I wondered back in grad school while reading about the evolutionary origins of speech and music if religion hadn’t played a role in the evolution of civilization, and more to the point, man’s desire to be charitable to his fellow man. I remember reading that evolutionary scientists had struggled to discover why people were charitable. Game-theory experiments result in a single selfish player adulterating the entire population within a handful of generations.

The idea really congealed for me several years back when I traveled to Japan for the first time. That was my first encounter with a Buddhist culture, and I saw that karma played the same role in a Buddhist culture that the concept of an all-knowing God does in western society—that is, it gave people a reason to be honest and play fairly. If our pre-historic ancestors developed a fear that they would be punished, either by karma or an all-seeing/all-knowing God, then even the selfish might have followed the rules in exchanges of altruism. And it’s precisely these rules that make society work.

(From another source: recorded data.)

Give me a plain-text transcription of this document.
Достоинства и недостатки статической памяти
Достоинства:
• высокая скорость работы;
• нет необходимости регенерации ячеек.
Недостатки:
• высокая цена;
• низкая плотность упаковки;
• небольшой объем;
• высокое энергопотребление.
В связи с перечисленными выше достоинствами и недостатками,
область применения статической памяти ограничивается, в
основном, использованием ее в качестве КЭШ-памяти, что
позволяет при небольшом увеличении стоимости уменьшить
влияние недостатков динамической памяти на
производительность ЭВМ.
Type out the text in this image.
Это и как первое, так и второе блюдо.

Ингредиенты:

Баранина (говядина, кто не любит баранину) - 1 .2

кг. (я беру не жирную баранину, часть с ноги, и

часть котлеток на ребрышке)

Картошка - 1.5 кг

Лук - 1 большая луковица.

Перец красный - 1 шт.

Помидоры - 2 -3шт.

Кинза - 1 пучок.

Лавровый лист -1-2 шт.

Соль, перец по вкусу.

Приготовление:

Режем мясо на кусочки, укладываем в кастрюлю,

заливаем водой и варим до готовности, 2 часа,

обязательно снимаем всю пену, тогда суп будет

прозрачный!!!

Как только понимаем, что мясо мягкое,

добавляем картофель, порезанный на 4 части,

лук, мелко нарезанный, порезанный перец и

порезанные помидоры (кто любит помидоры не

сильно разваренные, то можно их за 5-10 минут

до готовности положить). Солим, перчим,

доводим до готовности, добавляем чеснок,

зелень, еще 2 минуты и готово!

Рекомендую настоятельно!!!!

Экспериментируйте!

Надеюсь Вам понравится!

A biological-wiring theory might explain the prevalence and resilience of religious belief around the world, even in light of overwhelming evidence regarding the inaccuracy of virtually every religious origin mythology.

It might also explain cultural phenomena, such as the fact that people, even the non-religious, statistically have difficulty trusting atheists.

Anyway, it’s fascinating to see that evolutionary psychologists are pursuing this line of reasoning.